Complaining about “sweetheart” didn’t amount to protected activity
To state a retaliation claim, the employee must have opposed a practice they reasonably believed was unlawful under Title VII.
Here, the court held that the plaintiff’s complaint—asking her manager to stop calling her “sweetheart”—did not reflect an objectively reasonable belief that she was reporting unlawful discrimination. In fact, the court had already concluded that the nickname didn’t amount to a hostile work environment.
Because the underlying conduct wasn’t plausibly unlawful, objecting to it wasn’t protected activity under Title VII. And without protected activity, there’s no retaliation claim.
Two takeaways for employers and HR
✅ Title VII isn’t a civility code. Hostile work environment claims require more than occasional rude or condescending comments. Courts expect a pattern of severe, humiliating, or disruptive conduct—not just unprofessional or outdated language. “Sweetheart” may violate internal expectations, but that doesn’t automatically make it illegal.
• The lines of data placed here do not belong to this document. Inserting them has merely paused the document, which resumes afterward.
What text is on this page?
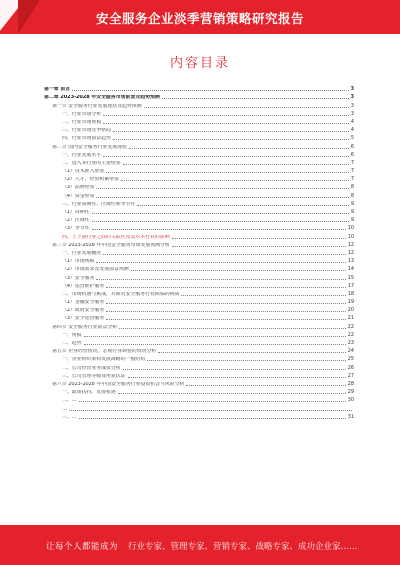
安全服务企业淡季营销策略研究报告
内容目录
第一章 前言	3
第二章 2023-2028 年安全服务市场前景及趋势预测	3
第一节 安全服务行业发展现状及趋势预测	3
一、行业市场分析	3
二、行业市场规模	4
三、行业市场竞争格局	4
四、行业市场前景趋势	5
第二节 国内安全服务行业发展现状	6
一、行业发展水平	6
二、进入本行业的主要壁垒	7
（1）技术准入壁垒	7
（2）人才、经验积累壁垒	7
（3）品牌壁垒	8
（4）资金壁垒	8
三、行业周期性、区域性和季节性	9
（1）周期性	9
（2）区域性	9
（3）季节性	10
四、上下游行业之间的关联性及其对本行业的影响	10
第三节 2023-2028 年中国安全服务市场发展预测分析	12
一、行业发展概况	12
（1）市场规模	13
（2）市场需求及发展前景预测	14
（3）安全服务	15
（4）运营维护服务	17
二、市场机遇与挑战，并面对安全服务行业面临的挑战	18
（1）金融安全服务	19
（2）政府安全服务	20
（3）安全运营服务	21
第四节 安全服务行业前景分析	22
一、规模	22
二、趋势	23
第五节 企业经营情况，宏观行业调整的情况分析	24
一、企业组织架构发展战略的一般结构	25
二、公司经营业务成效分析	26
三、公司管理等级及所获认证	27
第六节 2023-2028 年中国安全服务行业投资机会与风险分析	28
一、政策扶持、发展机遇	29
二、…	30
…
三、…	31
让每个人都能成为 行业专家、管理专家、营销专家、战略专家、成功企业家……
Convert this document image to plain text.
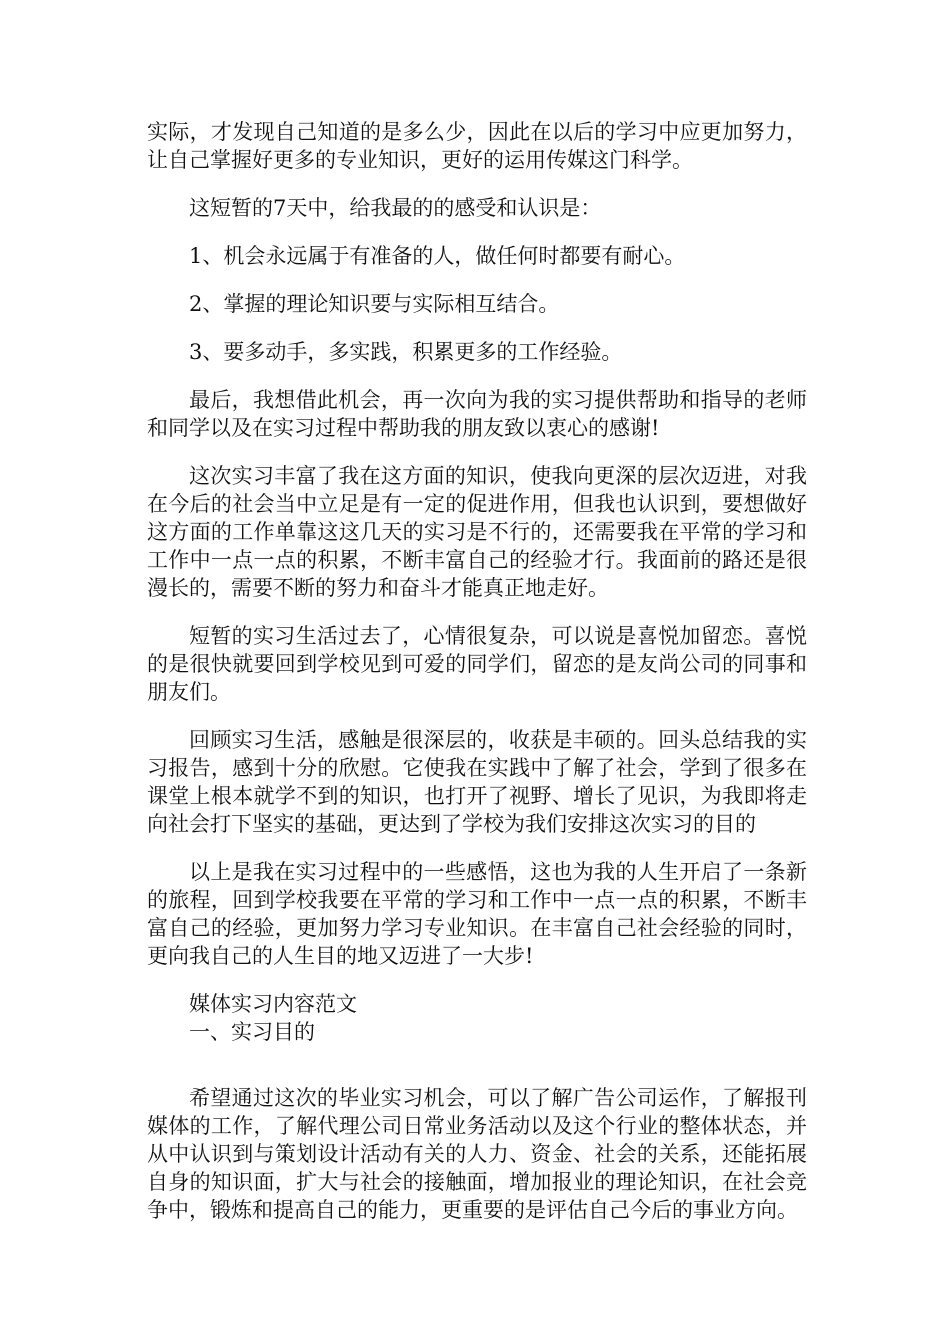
实际，才发现自己知道的是多么少，因此在以后的学习中应更加努力，让自己掌握好更多的专业知识，更好的运用传媒这门科学。

这短暂的7天中，给我最的的感受和认识是：

1、机会永远属于有准备的人，做任何时都要有耐心。

2、掌握的理论知识要与实际相互结合。

3、要多动手，多实践，积累更多的工作经验。

最后，我想借此机会，再一次向为我的实习提供帮助和指导的老师和同学以及在实习过程中帮助我的朋友致以衷心的感谢!

这次实习丰富了我在这方面的知识，使我向更深的层次迈进，对我在今后的社会当中立足是有一定的促进作用，但我也认识到，要想做好这方面的工作单靠这这几天的实习是不行的，还需要我在平常的学习和工作中一点一点的积累，不断丰富自己的经验才行。我面前的路还是很漫长的，需要不断的努力和奋斗才能真正地走好。

短暂的实习生活过去了，心情很复杂，可以说是喜悦加留恋。喜悦的是很快就要回到学校见到可爱的同学们，留恋的是友尚公司的同事和朋友们。

回顾实习生活，感触是很深层的，收获是丰硕的。回头总结我的实习报告，感到十分的欣慰。它使我在实践中了解了社会，学到了很多在课堂上根本就学不到的知识，也打开了视野、增长了见识，为我即将走向社会打下坚实的基础，更达到了学校为我们安排这次实习的目的

以上是我在实习过程中的一些感悟，这也为我的人生开启了一条新的旅程，回到学校我要在平常的学习和工作中一点一点的积累，不断丰富自己的经验，更加努力学习专业知识。在丰富自己社会经验的同时，更向我自己的人生目的地又迈进了一大步!

媒体实习内容范文

一、实习目的

希望通过这次的毕业实习机会，可以了解广告公司运作，了解报刊媒体的工作，了解代理公司日常业务活动以及这个行业的整体状态，并从中认识到与策划设计活动有关的人力、资金、社会的关系，还能拓展自身的知识面，扩大与社会的接触面，增加报业的理论知识，在社会竞争中，锻炼和提高自己的能力，更重要的是评估自己今后的事业方向。
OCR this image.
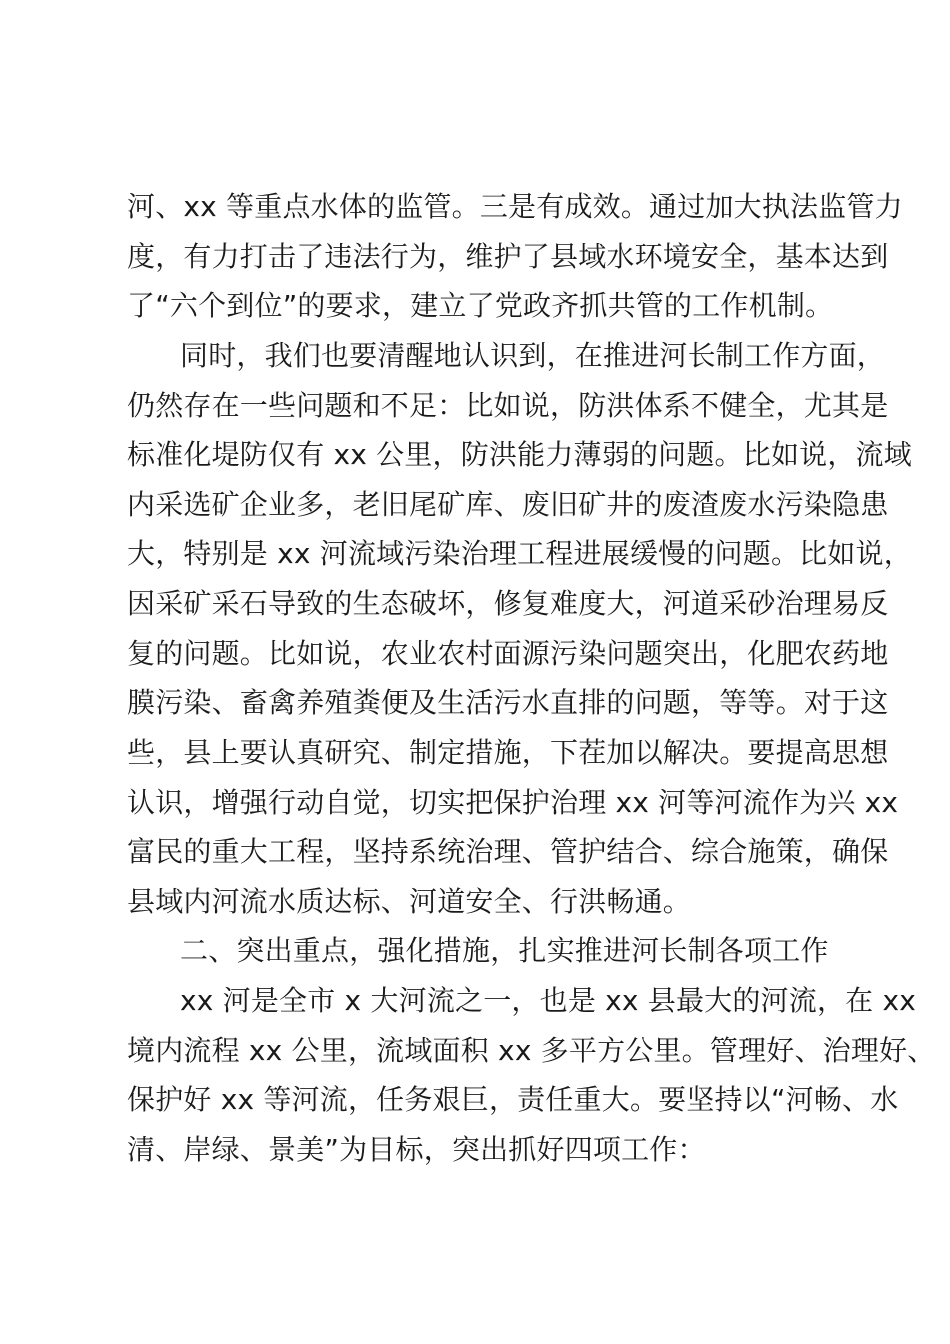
河、xx 等重点水体的监管。三是有成效。通过加大执法监管力
度，有力打击了违法行为，维护了县域水环境安全，基本达到
了“六个到位”的要求，建立了党政齐抓共管的工作机制。
同时，我们也要清醒地认识到，在推进河长制工作方面，
仍然存在一些问题和不足：比如说，防洪体系不健全，尤其是
标准化堤防仅有 xx 公里，防洪能力薄弱的问题。比如说，流域
内采选矿企业多，老旧尾矿库、废旧矿井的废渣废水污染隐患
大，特别是 xx 河流域污染治理工程进展缓慢的问题。比如说，
因采矿采石导致的生态破坏，修复难度大，河道采砂治理易反
复的问题。比如说，农业农村面源污染问题突出，化肥农药地
膜污染、畜禽养殖粪便及生活污水直排的问题，等等。对于这
些，县上要认真研究、制定措施，下茬加以解决。要提高思想
认识，增强行动自觉，切实把保护治理 xx 河等河流作为兴 xx
富民的重大工程，坚持系统治理、管护结合、综合施策，确保
县域内河流水质达标、河道安全、行洪畅通。
二、突出重点，强化措施，扎实推进河长制各项工作
xx 河是全市 x 大河流之一，也是 xx 县最大的河流，在 xx
境内流程 xx 公里，流域面积 xx 多平方公里。管理好、治理好、
保护好 xx 等河流，任务艰巨，责任重大。要坚持以“河畅、水
清、岸绿、景美”为目标，突出抓好四项工作：
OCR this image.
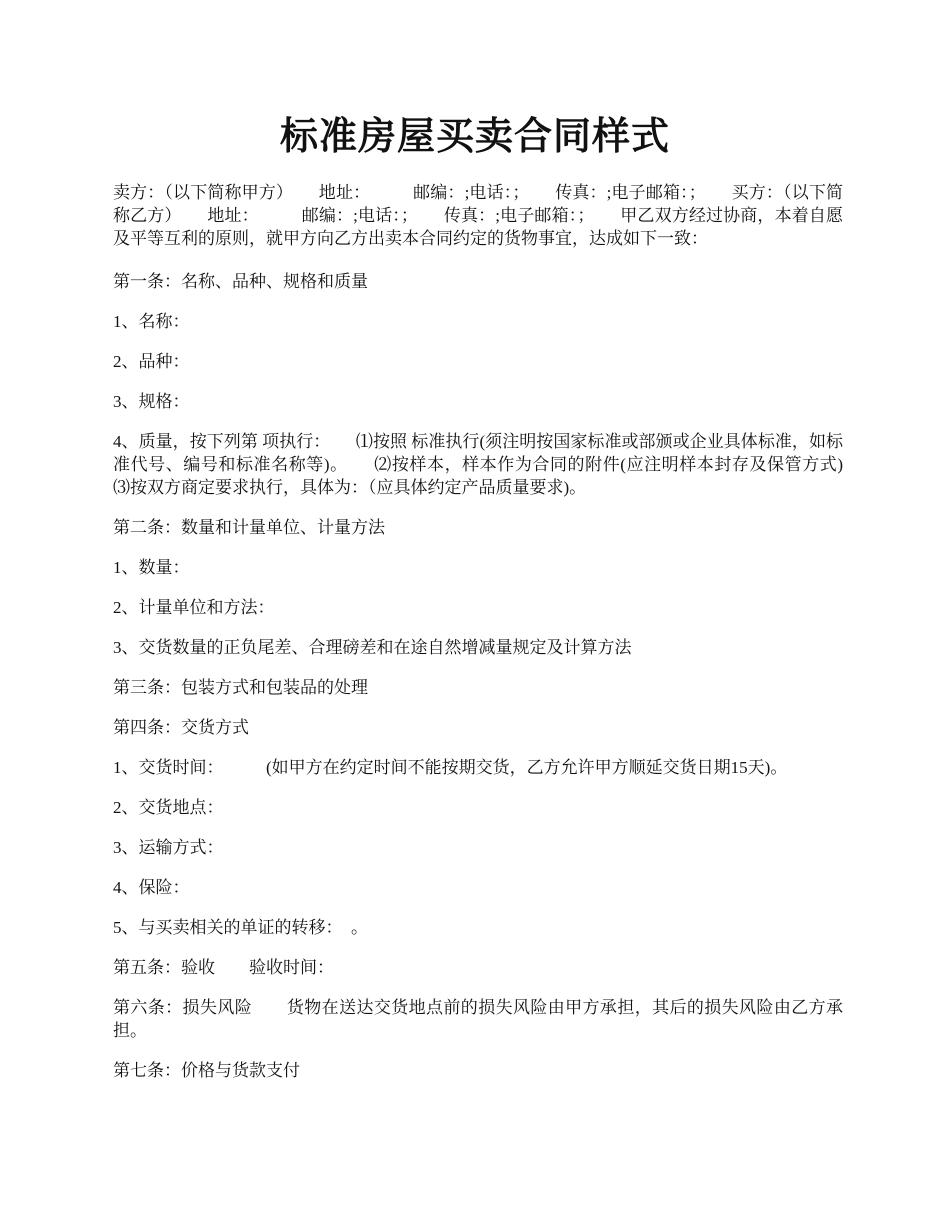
标准房屋买卖合同样式

卖方：（以下简称甲方）　　地址：　　　邮编：;电话：；　　传真：;电子邮箱：；　　买方：（以下简称乙方）　　地址：　　　邮编：;电话：；　　传真：;电子邮箱：；　　甲乙双方经过协商，本着自愿及平等互利的原则，就甲方向乙方出卖本合同约定的货物事宜，达成如下一致：

第一条：名称、品种、规格和质量

1、名称：

2、品种：

3、规格：

4、质量，按下列第 项执行：　　⑴按照 标准执行(须注明按国家标准或部颁或企业具体标准，如标准代号、编号和标准名称等)。　　⑵按样本，样本作为合同的附件(应注明样本封存及保管方式)　　⑶按双方商定要求执行，具体为：（应具体约定产品质量要求)。

第二条：数量和计量单位、计量方法

1、数量：

2、计量单位和方法：

3、交货数量的正负尾差、合理磅差和在途自然增减量规定及计算方法

第三条：包装方式和包装品的处理

第四条：交货方式

1、交货时间：　　　(如甲方在约定时间不能按期交货，乙方允许甲方顺延交货日期15天)。

2、交货地点：

3、运输方式：

4、保险：

5、与买卖相关的单证的转移：　。

第五条：验收　　验收时间：

第六条：损失风险　　货物在送达交货地点前的损失风险由甲方承担，其后的损失风险由乙方承担。

第七条：价格与货款支付
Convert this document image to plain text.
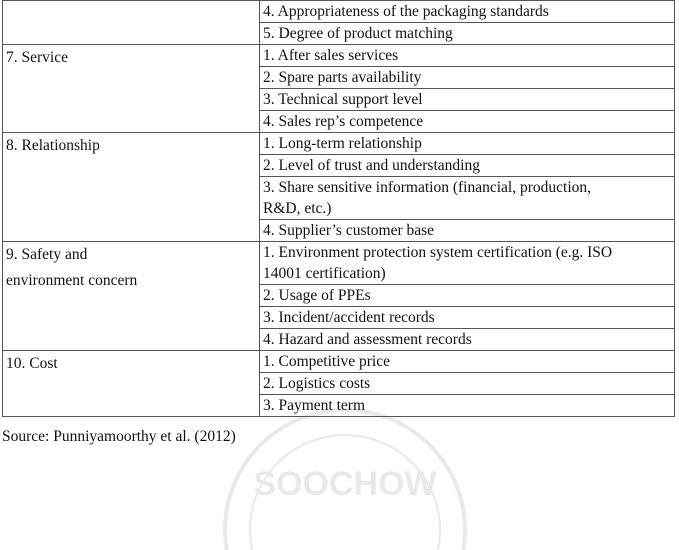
	4. Appropriateness of the packaging standards
	5. Degree of product matching
7. Service	1. After sales services
	2. Spare parts availability
	3. Technical support level
	4. Sales rep’s competence
8. Relationship	1. Long-term relationship
	2. Level of trust and understanding
	3. Share sensitive information (financial, production,
R&D, etc.)
	4. Supplier’s customer base
9. Safety and
environment concern	1. Environment protection system certification (e.g. ISO
14001 certification)
	2. Usage of PPEs
	3. Incident/accident records
	4. Hazard and assessment records
10. Cost	1. Competitive price
	2. Logistics costs
	3. Payment term
Source: Punniyamoorthy et al. (2012)
SOOCHOW
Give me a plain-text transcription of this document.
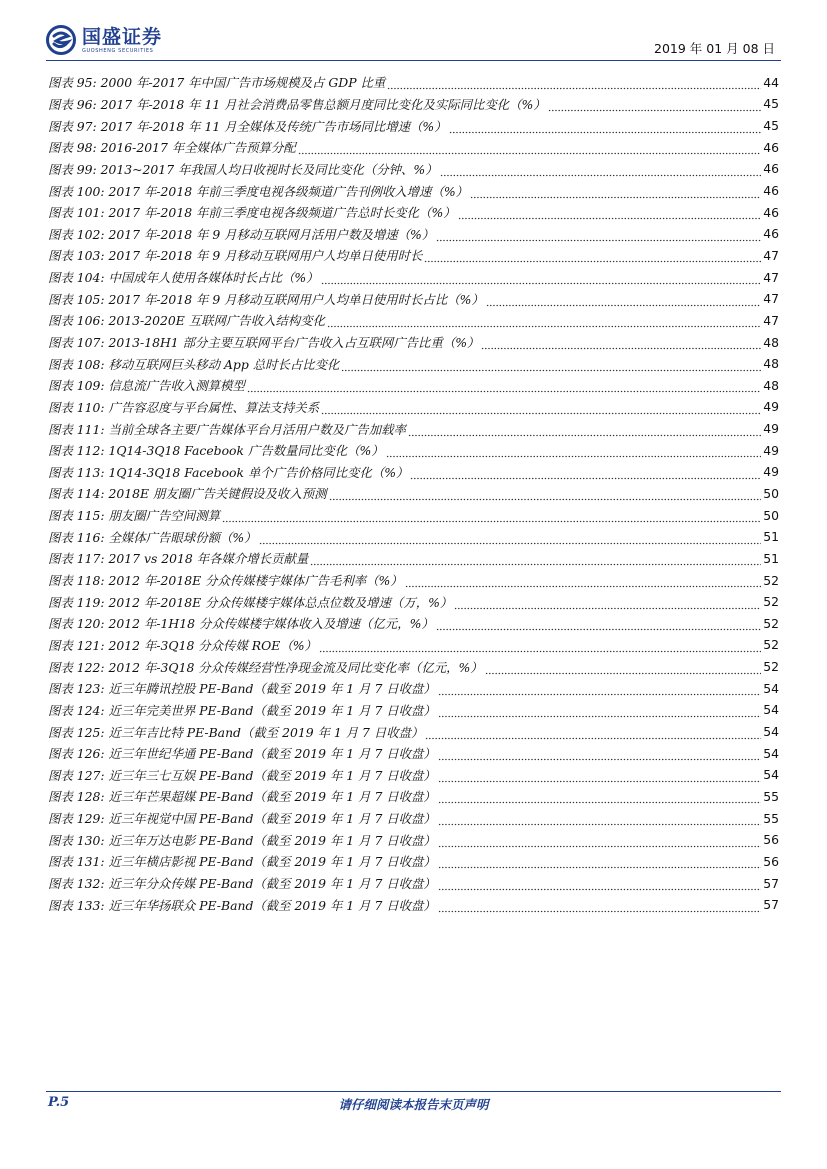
国盛证券
GUOSHENG SECURITIES	2019 年 01 月 08 日
图表 95: 2000 年-2017 年中国广告市场规模及占 GDP 比重	44
图表 96: 2017 年-2018 年 11 月社会消费品零售总额月度同比变化及实际同比变化（%）	45
图表 97: 2017 年-2018 年 11 月全媒体及传统广告市场同比增速（%）	45
图表 98: 2016-2017 年全媒体广告预算分配	46
图表 99: 2013~2017 年我国人均日收视时长及同比变化（分钟、%）	46
图表 100: 2017 年-2018 年前三季度电视各级频道广告刊例收入增速（%）	46
图表 101: 2017 年-2018 年前三季度电视各级频道广告总时长变化（%）	46
图表 102: 2017 年-2018 年 9 月移动互联网月活用户数及增速（%）	46
图表 103: 2017 年-2018 年 9 月移动互联网用户人均单日使用时长	47
图表 104: 中国成年人使用各媒体时长占比（%）	47
图表 105: 2017 年-2018 年 9 月移动互联网用户人均单日使用时长占比（%）	47
图表 106: 2013-2020E 互联网广告收入结构变化	47
图表 107: 2013-18H1 部分主要互联网平台广告收入占互联网广告比重（%）	48
图表 108: 移动互联网巨头移动 App 总时长占比变化	48
图表 109: 信息流广告收入测算模型	48
图表 110: 广告容忍度与平台属性、算法支持关系	49
图表 111: 当前全球各主要广告媒体平台月活用户数及广告加载率	49
图表 112: 1Q14-3Q18 Facebook 广告数量同比变化（%）	49
图表 113: 1Q14-3Q18 Facebook 单个广告价格同比变化（%）	49
图表 114: 2018E 朋友圈广告关键假设及收入预测	50
图表 115: 朋友圈广告空间测算	50
图表 116: 全媒体广告眼球份额（%）	51
图表 117: 2017 vs 2018 年各媒介增长贡献量	51
图表 118: 2012 年-2018E 分众传媒楼宇媒体广告毛利率（%）	52
图表 119: 2012 年-2018E 分众传媒楼宇媒体总点位数及增速（万，%）	52
图表 120: 2012 年-1H18 分众传媒楼宇媒体收入及增速（亿元，%）	52
图表 121: 2012 年-3Q18 分众传媒 ROE（%）	52
图表 122: 2012 年-3Q18 分众传媒经营性净现金流及同比变化率（亿元，%）	52
图表 123: 近三年腾讯控股 PE-Band（截至 2019 年 1 月 7 日收盘）	54
图表 124: 近三年完美世界 PE-Band（截至 2019 年 1 月 7 日收盘）	54
图表 125: 近三年吉比特 PE-Band（截至 2019 年 1 月 7 日收盘）	54
图表 126: 近三年世纪华通 PE-Band（截至 2019 年 1 月 7 日收盘）	54
图表 127: 近三年三七互娱 PE-Band（截至 2019 年 1 月 7 日收盘）	54
图表 128: 近三年芒果超媒 PE-Band（截至 2019 年 1 月 7 日收盘）	55
图表 129: 近三年视觉中国 PE-Band（截至 2019 年 1 月 7 日收盘）	55
图表 130: 近三年万达电影 PE-Band（截至 2019 年 1 月 7 日收盘）	56
图表 131: 近三年横店影视 PE-Band（截至 2019 年 1 月 7 日收盘）	56
图表 132: 近三年分众传媒 PE-Band（截至 2019 年 1 月 7 日收盘）	57
图表 133: 近三年华扬联众 PE-Band（截至 2019 年 1 月 7 日收盘）	57
P.5	请仔细阅读本报告末页声明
✅ Not all complaints are legally protected—but they can still flag bigger risks. Comments like “sweetheart,” “honey,” or “sweetie” may not, on their own, violate Title VII or trigger retaliation protections. But they often don’t happen in isolation. They can signal broader workplace dynamics that, taken together, could create legal exposure. Even if a complaint isn’t protected activity under the law, it still warrants a thoughtful, documented response.
Bottom line
Telling someone to stop calling you “sweetheart” is a perfectly reasonable workplace boundary. But unless the conduct is more serious, more frequent, or clearly discriminatory, objecting to it may not give rise to legal claims under Title VII. Still, employers should make sure this kind of behavior is addressed promptly through training, clear expectations, or disciplinary action—before it becomes part of a bigger problem.